Some Southern Dallas neighborhoods identified as most vulnerable for COVID-19 illness and death, have not received any vaccine shipments from the state of Texas so far, an NBC 5 investigation has found.
Two maps tell the story. First, a map provided by the Texas Department of State Health Services shows a dot for each hospital, clinic or pharmacy to receive vaccines in the first weeks since it has become available.
There are no dots at all in a wide section of Southern Dallas south of Interstate 30 and east and west of the Interstate 45 corridor.
NBC 5 Investigates also mapped the addresses on a list of new locations where the state pledged to ship vaccine this week.
Again, it shows a gaping hole over southern Dallas, including several ZIP codes in predominately Black and Latino neighborhoods that have seen the highest numbers of COVID-19 deaths in Dallas County.
The 75216 ZIP code where at least 64 people have died from the virus does not have a single site that has received a vaccine shipment. A person living in that ZIP code near Loop 12 and I-45 would have to drive about seven miles east or nine miles west to find the closest vaccine location, if any vaccine is still available at several clinics that have received just a small number of does so far.
Community activist Derrick Battie was stunned when he first saw the maps.
“We shouldn't have to fight for every single thing. I think it's time now that we seriously consider the southern sector,” Battie said.
He remembers how Black leaders in his South Oak Cliff community first had to push for more COVID-19 testing locations. Now Battie and his neighbors feel like the state has overlooked them again.
“This is once again, proof that they don't care about our community. And when they say “They,” they’re talking about the people who are in charge of making the decisions,” said Battie.
Some neighborhoods that have no vaccine distribution locations are located in ZIP codes that the Dallas County Health Department identified as “most vulnerable” for severe COVID-19 illness and death because so many residents work in high risk jobs or have serious underlying health conditions or both.
So why didn’t the state send vaccine to those neighborhoods first?
NBC 5 Investigates asked a member of the state health commissioner's committee that's making those decisions.
Dr. David Lakey, Chief Medical Officer of the UT Health System, and one of the 17 members of the state’s expert vaccine allocation committee said he understands why people are frustrated.
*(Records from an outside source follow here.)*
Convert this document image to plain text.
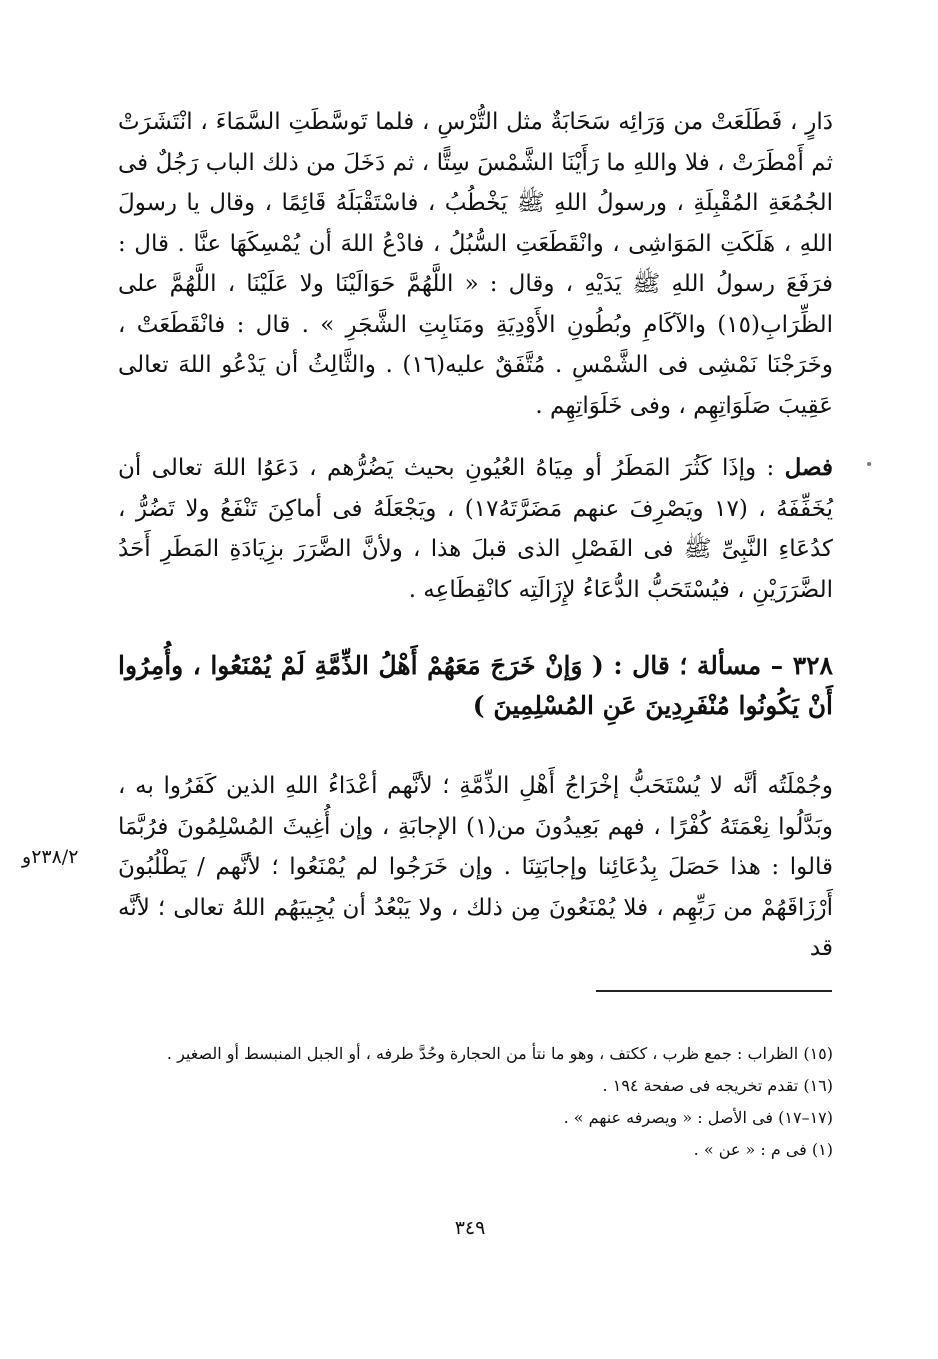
دَارٍ ، فَطَلَعَتْ من وَرَائِه سَحَابَةٌ مثل التُّرْسِ ، فلما تَوسَّطَتِ السَّمَاءَ ، انْتَشَرَتْ ثم أَمْطَرَتْ ، فلا واللهِ ما رَأَيْنَا الشَّمْسَ سِتًّا ، ثم دَخَلَ من ذلك الباب رَجُلٌ فى الجُمُعَةِ المُقْبِلَةِ ، ورسولُ اللهِ ﷺ يَخْطُبُ ، فاسْتَقْبَلَهُ قَائِمًا ، وقال يا رسولَ اللهِ ، هَلَكَتِ المَوَاشِى ، وانْقَطَعَتِ السُّبُلُ ، فادْعُ اللهَ أن يُمْسِكَهَا عنَّا . قال : فرَفَعَ رسولُ اللهِ ﷺ يَدَيْهِ ، وقال : « اللَّهُمَّ حَوَالَيْنَا ولا عَلَيْنَا ، اللَّهُمَّ على الظِّرَابِ(١٥) والآكَامِ وبُطُونِ الأَوْدِيَةِ ومَنَابِتِ الشَّجَرِ » . قال : فانْقَطَعَتْ ، وخَرَجْنَا نَمْشِى فى الشَّمْسِ . مُتَّفَقٌ عليه(١٦) . والثَّالِثُ أن يَدْعُو اللهَ تعالى عَقِيبَ صَلَوَاتِهِم ، وفى خَلَوَاتِهِم .
فصل : وإذَا كَثُرَ المَطَرُ أو مِيَاهُ العُيُونِ بحيث يَضُرُّهم ، دَعَوُا اللهَ تعالى أن يُخَفِّفَهُ ، (١٧ ويَصْرِفَ عنهم مَضَرَّتَهُ١٧) ، ويَجْعَلَهُ فى أماكِنَ تَنْفَعُ ولا تَضُرُّ ، كدُعَاءِ النَّبِىِّ ﷺ فى الفَصْلِ الذى قبلَ هذا ، ولأنَّ الضَّرَرَ بزِيَادَةِ المَطَرِ أَحَدُ الضَّرَرَيْنِ ، فيُسْتَحَبُّ الدُّعَاءُ لإِزَالَتِه كانْقِطَاعِه .
٣٢٨ – مسألة ؛ قال : ( وَإنْ خَرَجَ مَعَهُمْ أَهْلُ الذِّمَّةِ لَمْ يُمْنَعُوا ، وأُمِرُوا أَنْ يَكُونُوا مُنْفَرِدِينَ عَنِ المُسْلِمِينَ )
وجُمْلَتُه أنَّه لا يُسْتَحَبُّ إخْرَاجُ أَهْلِ الذِّمَّةِ ؛ لأنَّهم أعْدَاءُ اللهِ الذين كَفَرُوا به ، وبَدَّلُوا نِعْمَتَهُ كُفْرًا ، فهم بَعِيدُونَ من(١) الإجابَةِ ، وإن أُغِيثَ المُسْلِمُونَ فرُبَّمَا قالوا : هذا حَصَلَ بِدُعَائِنا وإجابَتِنَا . وإن خَرَجُوا لم يُمْنَعُوا ؛ لأنَّهم / يَطْلُبُونَ أَرْزَاقَهُمْ من رَبِّهِم ، فلا يُمْنَعُونَ مِن ذلك ، ولا يَبْعُدُ أن يُجِيبَهُم اللهُ تعالى ؛ لأنَّه قد
٢٣٨/٢و

(١٥) الظراب : جمع ظرب ، ككتف ، وهو ما نتأ من الحجارة وحُدَّ طرفه ، أو الجبل المنبسط أو الصغير .

(١٦) تقدم تخريجه فى صفحة ١٩٤ .

(١٧–١٧) فى الأصل : « ويصرفه عنهم » .

(١) فى م : « عن » .

٣٤٩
He said one reason for the gap in southern Dallas is that the state’s early strategy has focused on getting healthcare workers immunized. So, most of the early vaccine supplies went mostly to large hospitals and not local neighborhood clinics.
Lakey said the committee constantly talks about how to get more vaccines to minority communities.
“I would also say to the community … that we all understand that you have been hit hard by COVID and that the state needs to do a better job at getting vaccine out to communities of color,” said Lakey.
After seeing the vaccine distribution maps, Derrick Battie asked State Sen. Royce West (D-Dallas) for help.
“Once I received the calls, we got right on top of it,” said West.
West said he was amazed that several ZIP codes receiving little or no vaccine have also seen some of the largest numbers of COVID-19 deaths.
“We know this, and so it would seem as though that the health department would make a better effort to recruit providers within a specific geographical area,” said West.
West contacted state health commissioner Dr. Johh Hellerstedt to demand more vaccine sites in Southern Dallas.
“Listen to me very closely. I'll be working very closely with the commissioner of the health department that I'll have to deal with, and he'll have to deal with me,” said West.
The state health department said it’s now working with the senator telling NBC 5 Investigates in a statement: "We appreciate Sen. West's partnership in identifying sites in his district that will be able to vaccinate priority populations and will continue to work to ensure vaccine is distributed equitably.” The department said as vaccination further expands distribution will shift to focus more on people in underserved minority communities.
In order to become a vaccine location, a clinic or pharmacy has to sign up via a state website. But, vaccine distribution experts point out some underserved communities lack clinics and pharmacies or lack locations with the refrigeration equipment necessary to store the vaccines.
Dallas County officials recently announced plans to open a large public vaccination site in southern Dallas. However, to operate such a location the state would need to provide the county with substantial shipments of vaccine each week.
On Thursday, the state health department said it plans to release a list later this week of large vaccination sites across the state that it will support with vaccine shipments soon. The department said it plans to prioritize those large locations over smaller clinics as the state receives additional vaccine from the federal government.
In communities that have suffered so much, it can't come fast enough.
“Please consider our communities of color, black and brown communities. please intentionally consider our communities of color,” said Battie.